Dabei wird dann das Spannungsverhältnis zwischen Partizipation einerseits und Befehl und Gehorsam andererseits noch deutlicher werden und nur in der Bewährung des Alltags und nicht durch Direktiven überbrückt werden können.
Mein Fazit: Die Bundeswehr ist nicht auf Sand gebaut. Sie hat eine solide demokratische Fundierung. Das haben die vergangenen 25 Jahre erwiesen. Diese Feststellung bedeutet keineswegs die Aufforderung an die Bundeswehr, sich nun auf ihren Lorbeeren auszuruhen. Im Gegenteil: Sie hat die Jahre seit ihrer Aufstellung deshalb erfolgreich bestanden, weil sie sich der Debatte nicht verschlossen hat, im Inneren wie nach außen.
Tradition in der Bundeswehr muß vom Geist der Verfassung durchdrungen sein.

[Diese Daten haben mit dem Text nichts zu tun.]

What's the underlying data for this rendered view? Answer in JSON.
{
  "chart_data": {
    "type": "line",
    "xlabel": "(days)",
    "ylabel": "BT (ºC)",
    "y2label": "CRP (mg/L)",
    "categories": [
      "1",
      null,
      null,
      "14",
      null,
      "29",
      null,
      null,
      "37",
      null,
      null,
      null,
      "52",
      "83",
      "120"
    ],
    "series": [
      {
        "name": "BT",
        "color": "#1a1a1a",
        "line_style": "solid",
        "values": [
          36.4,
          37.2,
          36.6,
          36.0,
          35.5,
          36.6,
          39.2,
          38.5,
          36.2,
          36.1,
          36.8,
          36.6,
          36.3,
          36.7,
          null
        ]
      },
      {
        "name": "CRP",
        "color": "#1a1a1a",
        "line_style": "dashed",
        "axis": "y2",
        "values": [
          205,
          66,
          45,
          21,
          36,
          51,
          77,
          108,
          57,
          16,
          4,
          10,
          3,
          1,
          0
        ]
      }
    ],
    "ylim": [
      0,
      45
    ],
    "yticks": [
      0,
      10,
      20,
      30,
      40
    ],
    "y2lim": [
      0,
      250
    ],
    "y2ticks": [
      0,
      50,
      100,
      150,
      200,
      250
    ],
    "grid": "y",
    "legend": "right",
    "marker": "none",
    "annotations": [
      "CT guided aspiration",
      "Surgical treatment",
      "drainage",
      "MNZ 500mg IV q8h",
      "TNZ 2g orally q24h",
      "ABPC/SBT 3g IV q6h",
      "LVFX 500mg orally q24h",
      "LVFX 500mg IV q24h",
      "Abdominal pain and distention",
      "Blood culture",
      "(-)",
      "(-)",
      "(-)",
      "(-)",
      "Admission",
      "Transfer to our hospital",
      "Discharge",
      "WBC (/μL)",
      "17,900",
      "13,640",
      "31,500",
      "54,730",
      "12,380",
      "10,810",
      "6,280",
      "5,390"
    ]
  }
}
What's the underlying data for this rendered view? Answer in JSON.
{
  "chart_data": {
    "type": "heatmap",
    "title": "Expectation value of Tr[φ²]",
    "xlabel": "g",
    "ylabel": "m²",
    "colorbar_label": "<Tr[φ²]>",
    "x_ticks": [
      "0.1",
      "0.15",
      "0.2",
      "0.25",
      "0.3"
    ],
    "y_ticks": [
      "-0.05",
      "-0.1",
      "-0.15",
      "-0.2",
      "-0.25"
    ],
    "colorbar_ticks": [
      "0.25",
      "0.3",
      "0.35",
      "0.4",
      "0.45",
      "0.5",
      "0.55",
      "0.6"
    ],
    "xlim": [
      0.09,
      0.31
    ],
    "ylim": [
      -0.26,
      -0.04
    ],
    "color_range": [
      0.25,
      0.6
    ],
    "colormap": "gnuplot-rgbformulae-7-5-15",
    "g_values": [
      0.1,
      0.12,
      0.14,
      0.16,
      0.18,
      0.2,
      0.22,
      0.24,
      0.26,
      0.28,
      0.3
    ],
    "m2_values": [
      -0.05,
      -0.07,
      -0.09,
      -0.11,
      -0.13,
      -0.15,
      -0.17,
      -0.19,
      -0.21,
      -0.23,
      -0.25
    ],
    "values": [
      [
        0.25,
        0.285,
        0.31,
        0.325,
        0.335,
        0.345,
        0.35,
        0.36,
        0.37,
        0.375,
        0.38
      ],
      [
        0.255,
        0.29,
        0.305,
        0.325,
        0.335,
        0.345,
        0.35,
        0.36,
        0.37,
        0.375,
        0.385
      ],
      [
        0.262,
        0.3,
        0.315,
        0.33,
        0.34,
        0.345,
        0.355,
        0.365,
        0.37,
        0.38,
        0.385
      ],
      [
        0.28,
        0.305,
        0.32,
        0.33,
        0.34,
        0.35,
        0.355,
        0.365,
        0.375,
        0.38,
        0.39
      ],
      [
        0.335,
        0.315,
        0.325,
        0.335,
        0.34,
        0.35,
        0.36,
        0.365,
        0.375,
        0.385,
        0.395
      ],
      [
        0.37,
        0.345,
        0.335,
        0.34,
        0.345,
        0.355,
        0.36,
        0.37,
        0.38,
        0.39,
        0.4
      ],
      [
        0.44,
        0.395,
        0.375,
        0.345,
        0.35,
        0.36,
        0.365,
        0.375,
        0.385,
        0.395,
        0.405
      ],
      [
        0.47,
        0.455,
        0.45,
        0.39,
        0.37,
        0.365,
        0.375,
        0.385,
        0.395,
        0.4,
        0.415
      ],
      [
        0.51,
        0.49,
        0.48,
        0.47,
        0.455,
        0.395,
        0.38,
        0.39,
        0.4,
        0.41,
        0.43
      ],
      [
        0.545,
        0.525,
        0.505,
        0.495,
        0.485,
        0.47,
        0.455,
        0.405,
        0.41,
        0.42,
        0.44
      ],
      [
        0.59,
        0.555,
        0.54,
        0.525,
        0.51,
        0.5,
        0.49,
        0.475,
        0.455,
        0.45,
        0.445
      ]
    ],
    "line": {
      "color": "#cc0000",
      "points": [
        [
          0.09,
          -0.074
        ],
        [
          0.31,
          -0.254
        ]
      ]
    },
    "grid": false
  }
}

Sie darf nicht im Widerspruch zum gesellschaftlichen Werte- und Normensystem stehen. Sie muß auf den Frieden bezogen sein und kann sich nicht nur auf ihre eigene Geschichte beschränken.
Tradition in der Bundeswehr darf nicht auf Ereignisse und Gestalten der Militär- und Kriegsgeschichte begrenzt sein, sie muß zur Verständigung zwischen den Völkern und zur Überwindung von Nationalsozialismus beitragen.
Tradition in der Bundeswehr darf nicht zum Traditionalismus entarten, zum unkritischen Festhalten am Vergangenen zum Schaden der Gegenwart und Zukunft. Tradition in der Bundeswehr, die verordnet und vorgeschrieben wird, verträgt sich nicht mit dem Leitbild vom mündigen Staatsbürger. Tradition in der Bundeswehr bedarf der kritischen Anteilnahme der zivilen Staatsbürger, sie muß wachsen, sie ist keine Tagesfrage.